Within a FE framework, SIMP also provides a simple method of determining sensitivities. In this case, the state variables are the densities in every element. We need to know how the overall compliance changes with changes in these densities. A simple calculation shows that the rate of change in overall compliance with the density of an element is proportional to the element strain energy which is routinely computed by FE codes.

Efficient methods to move towards a more favourable density distribution using the computed sensitivities have also been developed. For example, the Method of Moving Asymptotes (MMA) has emerged as the dominant non-linear optimisation algorithm for solving the SIMP problem.

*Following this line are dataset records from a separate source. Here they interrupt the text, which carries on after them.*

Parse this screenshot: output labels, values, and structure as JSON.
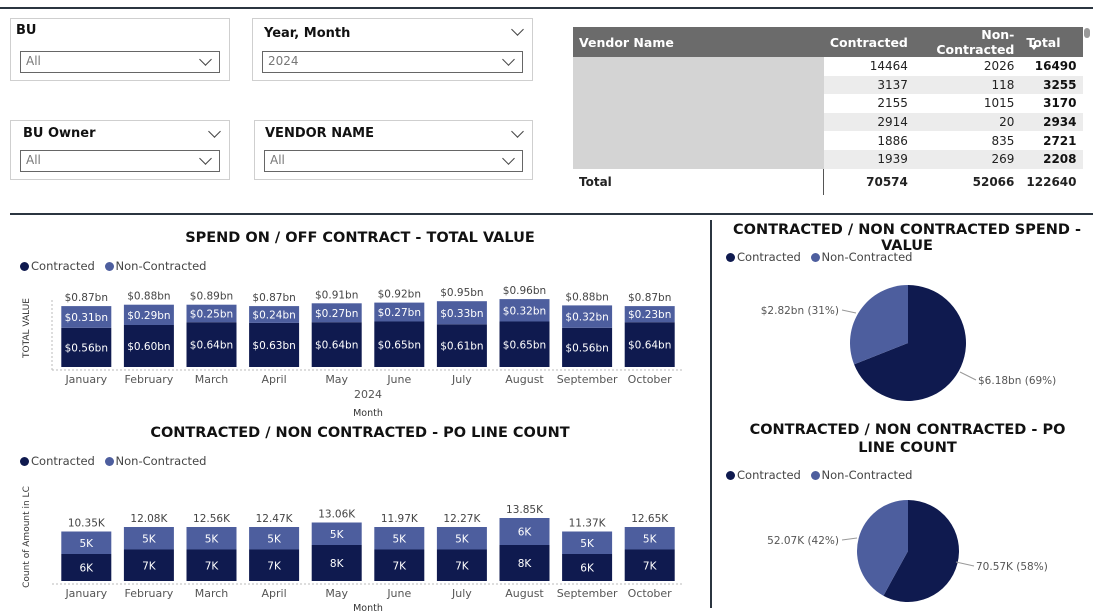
{
  "slicers": {
    "bu": {
      "title": "BU",
      "value": "All"
    },
    "year_month": {
      "title": "Year, Month",
      "value": "2024"
    },
    "bu_owner": {
      "title": "BU Owner",
      "value": "All"
    },
    "vendor_name": {
      "title": "VENDOR NAME",
      "value": "All"
    }
  },
  "vendor_table": {
    "headers": {
      "vendor": "Vendor Name",
      "contracted": "Contracted",
      "non_contracted": "Non-Contracted",
      "total": "Total"
    },
    "rows": [
      {
        "contracted": "14464",
        "non_contracted": "2026",
        "total": "16490"
      },
      {
        "contracted": "3137",
        "non_contracted": "118",
        "total": "3255"
      },
      {
        "contracted": "2155",
        "non_contracted": "1015",
        "total": "3170"
      },
      {
        "contracted": "2914",
        "non_contracted": "20",
        "total": "2934"
      },
      {
        "contracted": "1886",
        "non_contracted": "835",
        "total": "2721"
      },
      {
        "contracted": "1939",
        "non_contracted": "269",
        "total": "2208"
      }
    ],
    "total": {
      "label": "Total",
      "contracted": "70574",
      "non_contracted": "52066",
      "total": "122640"
    }
  },
  "legend": {
    "contracted": "Contracted",
    "non_contracted": "Non-Contracted"
  },
  "colors": {
    "contracted": "#0f1a4f",
    "non_contracted": "#4d5e9e"
  },
  "chart_data": [
    {
      "type": "bar",
      "stacked": true,
      "title": "SPEND ON / OFF CONTRACT - TOTAL VALUE",
      "ylabel": "TOTAL VALUE",
      "xlabel": "Month",
      "year_label": "2024",
      "categories": [
        "January",
        "February",
        "March",
        "April",
        "May",
        "June",
        "July",
        "August",
        "September",
        "October"
      ],
      "series": [
        {
          "name": "Contracted",
          "values": [
            0.56,
            0.6,
            0.64,
            0.63,
            0.64,
            0.65,
            0.61,
            0.65,
            0.56,
            0.64
          ],
          "labels": [
            "$0.56bn",
            "$0.60bn",
            "$0.64bn",
            "$0.63bn",
            "$0.64bn",
            "$0.65bn",
            "$0.61bn",
            "$0.65bn",
            "$0.56bn",
            "$0.64bn"
          ]
        },
        {
          "name": "Non-Contracted",
          "values": [
            0.31,
            0.29,
            0.25,
            0.24,
            0.27,
            0.27,
            0.33,
            0.32,
            0.32,
            0.23
          ],
          "labels": [
            "$0.31bn",
            "$0.29bn",
            "$0.25bn",
            "$0.24bn",
            "$0.27bn",
            "$0.27bn",
            "$0.33bn",
            "$0.32bn",
            "$0.32bn",
            "$0.23bn"
          ]
        }
      ],
      "totals": [
        "$0.87bn",
        "$0.88bn",
        "$0.89bn",
        "$0.87bn",
        "$0.91bn",
        "$0.92bn",
        "$0.95bn",
        "$0.96bn",
        "$0.88bn",
        "$0.87bn"
      ],
      "total_values": [
        0.87,
        0.88,
        0.89,
        0.87,
        0.91,
        0.92,
        0.95,
        0.96,
        0.88,
        0.87
      ]
    },
    {
      "type": "bar",
      "stacked": true,
      "title": "CONTRACTED / NON CONTRACTED - PO LINE COUNT",
      "ylabel": "Count of Amount in LC",
      "xlabel": "Month",
      "categories": [
        "January",
        "February",
        "March",
        "April",
        "May",
        "June",
        "July",
        "August",
        "September",
        "October"
      ],
      "series": [
        {
          "name": "Contracted",
          "values": [
            6,
            7,
            7,
            7,
            8,
            7,
            7,
            8,
            6,
            7
          ],
          "labels": [
            "6K",
            "7K",
            "7K",
            "7K",
            "8K",
            "7K",
            "7K",
            "8K",
            "6K",
            "7K"
          ]
        },
        {
          "name": "Non-Contracted",
          "values": [
            5,
            5,
            5,
            5,
            5,
            5,
            5,
            6,
            5,
            5
          ],
          "labels": [
            "5K",
            "5K",
            "5K",
            "5K",
            "5K",
            "5K",
            "5K",
            "6K",
            "5K",
            "5K"
          ]
        }
      ],
      "totals": [
        "10.35K",
        "12.08K",
        "12.56K",
        "12.47K",
        "13.06K",
        "11.97K",
        "12.27K",
        "13.85K",
        "11.37K",
        "12.65K"
      ],
      "total_values": [
        10.35,
        12.08,
        12.56,
        12.47,
        13.06,
        11.97,
        12.27,
        13.85,
        11.37,
        12.65
      ]
    },
    {
      "type": "pie",
      "title": "CONTRACTED / NON CONTRACTED SPEND - VALUE",
      "slices": [
        {
          "name": "Contracted",
          "value": 69,
          "label": "$6.18bn (69%)"
        },
        {
          "name": "Non-Contracted",
          "value": 31,
          "label": "$2.82bn (31%)"
        }
      ]
    },
    {
      "type": "pie",
      "title": "CONTRACTED / NON CONTRACTED - PO LINE COUNT",
      "slices": [
        {
          "name": "Contracted",
          "value": 58,
          "label": "70.57K (58%)"
        },
        {
          "name": "Non-Contracted",
          "value": 42,
          "label": "52.07K (42%)"
        }
      ]
    }
  ]
}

With SIMP+MMA we have a scalable, easy to implement computational tool fully compatible with standard FEM. Often SIMP does produce what are known as checkerboard patterns. It is also known to suffer from sensitivity to the FE mesh. However, both these problems are known and have been studied in great detail. For instance, density and sensitivity filters can be designed that alleviate these problems.

The way ahead

Topology optimisation techniques have attained a level of generality that makes venturing beyond simple compliance minimisation eminently possible. Optimising the topology of a structure so that the smallest fundamental frequency of vibration or critical buckling load is maximised is possible within the described framework when we redefine the objective appropriately. So are problems involving geometric nonlinearities.

Handling of geometric nonlinearities assume importance in `compliant mechanisms' which attain their mobility from the flexibility of their constituents rather than hinges, pins and sliders that the rigid body counterparts depend on. In compliant mechanisms, on the other hand, flexibility is distributed over the structure. The motion of a snake through continuous body deformation and active actuation

is a great biomechanical demonstration of a compliant mechanism.

At the simplest level, the optimisation problem for a compliant mechanism can simply be aimed at distributing material in the most efficient way to maximise the displacement at a specified output point in the mechanism. This needs to be done while honouring the equilibrium equations at every step and confining the structure within the design space. A more ambitious goal might be to achieve a target displacement output such that the output point adheres to a specified path with a high degree of precision.

An important application is soft grippers that are capable of handling delicate payloads. These grippers and other devices using flexible kinematics are extremely important for designing soft robots that can crawl into crevices, navigate difficult terrains and possibly, climb down precipices.

The field of topology optimisation continues to see flux of new ideas. One of them is that of contact-aided compliant mechanisms (CACMs), an important extension of compliant mechanisms where contact is no longer treated as a numerical nuisance. Contact can stabilise bucklings and snap throughs, act as mechanical stops and in general allow a vastly larger number of design options to be explored.

They are an important extension of ordinary compliant mechanisms in topology optimisation because contact enormously expands the kinds of motion and functionality that can be achieved. Adding the possibility of contact between parts introduces severe nonlinearities as now the contact constraints (also called impenetrability constraints) have to be included in the problem definition. This is a sure source of non-smooth behaviour in the optimisation process. But despite the added difficulties, contact-aided mechanisms can be used to maximise gripping forces in soft grippers. In fact, it has been used to control the sequence in which contact events occur so as to produce a pre-defined gripping behaviour. They have also been used to produce bistable devices.

Topology optimisation techniques derived for structures are also finding non-structural applications. The development of additive manufacturing techniques makes the prototyping of these optimised devices possible. Large computational resources and especially GPU computing enable efficient simulations.